贊成者頗多,反對者也不少,這事也要多虧吳氏從中斡旋,解決其他氏族的配合問題,只是今日畫下了一張餅,日後想要兌現,可就沒那麼容易。
想來無妨,朱老四尚且給自己兒子畫餅,自己這算什麼,吳氏吃下了餌,自然下不了船,只要跟著革新走,那就是自己人,若自己真能走到那一步,許他們未來又如何。
孟嘗正想著諸多事宜之時,突然眼前視野變換。
昏黃的燭光消失不見,取而代之的是一片無盡的光明。
“???”
瞬間醒悟過來的孟嘗正想往武器架上取戚斧、驚鯢,卻不成想身邊空空如也,這一片光明之中什麼都沒有,只有無盡的光照射在他的身上,更神奇的是,連影子都見不到分毫。
“何方高人與在下開這等玩笑?道友,是否太過了一些?”
四周空空蕩蕩,也聽不到回聲,一聲突兀的煌煌天音在耳邊響起。
“人生有八苦,生、老、病、死、愛別離、求不得、怨憎會與五陰熾盛之八苦,若以小友之見,可有解脫之法?”

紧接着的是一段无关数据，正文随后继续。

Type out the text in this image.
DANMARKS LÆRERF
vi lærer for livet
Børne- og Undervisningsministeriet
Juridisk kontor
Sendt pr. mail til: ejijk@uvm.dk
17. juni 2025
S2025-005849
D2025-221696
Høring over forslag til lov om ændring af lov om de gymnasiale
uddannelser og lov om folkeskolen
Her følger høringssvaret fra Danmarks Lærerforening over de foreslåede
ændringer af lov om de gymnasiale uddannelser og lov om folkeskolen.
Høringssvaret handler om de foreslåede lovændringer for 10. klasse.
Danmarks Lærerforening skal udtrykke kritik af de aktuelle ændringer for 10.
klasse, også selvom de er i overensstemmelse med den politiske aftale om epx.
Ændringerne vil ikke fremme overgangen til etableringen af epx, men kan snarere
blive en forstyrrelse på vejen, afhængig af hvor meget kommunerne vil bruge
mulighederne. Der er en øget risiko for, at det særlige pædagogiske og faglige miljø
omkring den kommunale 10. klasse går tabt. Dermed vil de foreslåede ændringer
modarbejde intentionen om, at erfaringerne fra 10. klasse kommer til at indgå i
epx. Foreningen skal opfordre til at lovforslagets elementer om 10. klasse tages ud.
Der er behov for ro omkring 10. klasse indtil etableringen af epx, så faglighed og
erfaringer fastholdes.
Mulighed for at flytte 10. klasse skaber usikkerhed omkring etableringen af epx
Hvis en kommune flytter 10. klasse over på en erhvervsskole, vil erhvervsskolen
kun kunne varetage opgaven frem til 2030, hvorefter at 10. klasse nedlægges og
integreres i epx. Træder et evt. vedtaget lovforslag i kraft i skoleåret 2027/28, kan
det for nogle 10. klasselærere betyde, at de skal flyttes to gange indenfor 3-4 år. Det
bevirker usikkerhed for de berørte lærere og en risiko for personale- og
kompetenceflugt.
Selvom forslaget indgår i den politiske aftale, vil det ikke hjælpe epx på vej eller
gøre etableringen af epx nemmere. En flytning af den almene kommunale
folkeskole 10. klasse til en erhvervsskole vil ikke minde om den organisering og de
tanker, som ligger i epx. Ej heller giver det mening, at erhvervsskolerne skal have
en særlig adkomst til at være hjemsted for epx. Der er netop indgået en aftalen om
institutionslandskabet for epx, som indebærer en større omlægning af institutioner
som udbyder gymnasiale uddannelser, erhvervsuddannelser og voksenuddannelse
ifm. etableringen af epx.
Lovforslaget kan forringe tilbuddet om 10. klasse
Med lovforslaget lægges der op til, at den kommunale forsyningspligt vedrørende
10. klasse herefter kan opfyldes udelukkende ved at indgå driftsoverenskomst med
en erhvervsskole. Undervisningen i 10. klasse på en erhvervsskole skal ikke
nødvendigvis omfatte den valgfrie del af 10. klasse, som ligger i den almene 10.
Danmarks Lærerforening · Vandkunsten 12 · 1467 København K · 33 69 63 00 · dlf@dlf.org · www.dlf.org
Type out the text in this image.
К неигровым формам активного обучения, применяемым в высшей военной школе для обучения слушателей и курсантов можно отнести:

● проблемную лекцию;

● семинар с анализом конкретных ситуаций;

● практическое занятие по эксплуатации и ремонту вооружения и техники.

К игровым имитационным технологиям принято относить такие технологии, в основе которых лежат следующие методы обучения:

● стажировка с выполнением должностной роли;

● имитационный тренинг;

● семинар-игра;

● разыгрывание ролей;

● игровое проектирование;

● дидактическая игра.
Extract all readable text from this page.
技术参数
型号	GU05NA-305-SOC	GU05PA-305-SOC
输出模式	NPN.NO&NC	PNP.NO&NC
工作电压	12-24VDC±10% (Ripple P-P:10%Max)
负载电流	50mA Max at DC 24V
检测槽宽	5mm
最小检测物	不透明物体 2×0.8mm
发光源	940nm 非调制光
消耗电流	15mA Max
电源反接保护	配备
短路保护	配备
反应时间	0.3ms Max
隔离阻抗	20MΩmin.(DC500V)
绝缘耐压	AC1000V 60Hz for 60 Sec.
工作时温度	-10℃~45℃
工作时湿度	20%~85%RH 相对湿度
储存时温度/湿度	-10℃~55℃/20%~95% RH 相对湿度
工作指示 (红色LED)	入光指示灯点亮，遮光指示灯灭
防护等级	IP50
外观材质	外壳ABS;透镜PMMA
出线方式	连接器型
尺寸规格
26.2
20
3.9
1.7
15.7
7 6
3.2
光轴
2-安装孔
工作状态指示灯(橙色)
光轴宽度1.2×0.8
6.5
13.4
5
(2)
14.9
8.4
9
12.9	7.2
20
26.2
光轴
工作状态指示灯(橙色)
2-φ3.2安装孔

孟嘗面色沉著如死水,心中卻是驚濤駭浪,若換孟地任何一個人來聽這一句話,都不會有太多聯想,可孟嘗不一樣,他不僅能聽懂,還能猜出背後將他悄無聲息拉入無盡光明之人,大概是誰。
對面何許人也?不是準提就是接引,若是按照此時的發展,佛教未立,西方教為佛教前身,這八苦之說便是佛門辯經時常探討的八苦之說,此時應未出世,他也是在後世中瞭解過一番。
如何解脫八苦?他懂個錘子的八苦,能知道這些是什麼意思,都得感謝西遊記和玄奘大師。他又不是和尚,如何能辯之?
不過,對方為何會心血來潮,莫名其妙的把他拉進這麼一個鬼地方辯經?
“小友可有八苦解脫之法?”
煌煌之音如從四面八方而來,摸不清方向,也聽不出喜怒,孟嘗只感覺自己頭上頂著一個碩大的“危”字,若是避而不答,彷彿會有大苦難降臨,頭皮發麻之下,只得梗著脖子回問道。
“不知是哪位大仙親臨?”
沒有迴音……危機感越發強烈……
“人生何來八苦?所謂八苦不過都是福禍無門,唯人自召,善惡之報,如影隨形罷了。”
“你的解法倒是奇妙,但充斥著一股道門之風,與你所行之事不符,我要問的,是你的解法?”
孟嘗忍不住翻了個白眼,差點就想回一句“佛本是道”。
這句話若是放在純歷史的角度,不太精準,但若是在封神的世界裡,殊途同歸,原文中接引與準提皆是紫霄宮中門下客,佛自道中本源出。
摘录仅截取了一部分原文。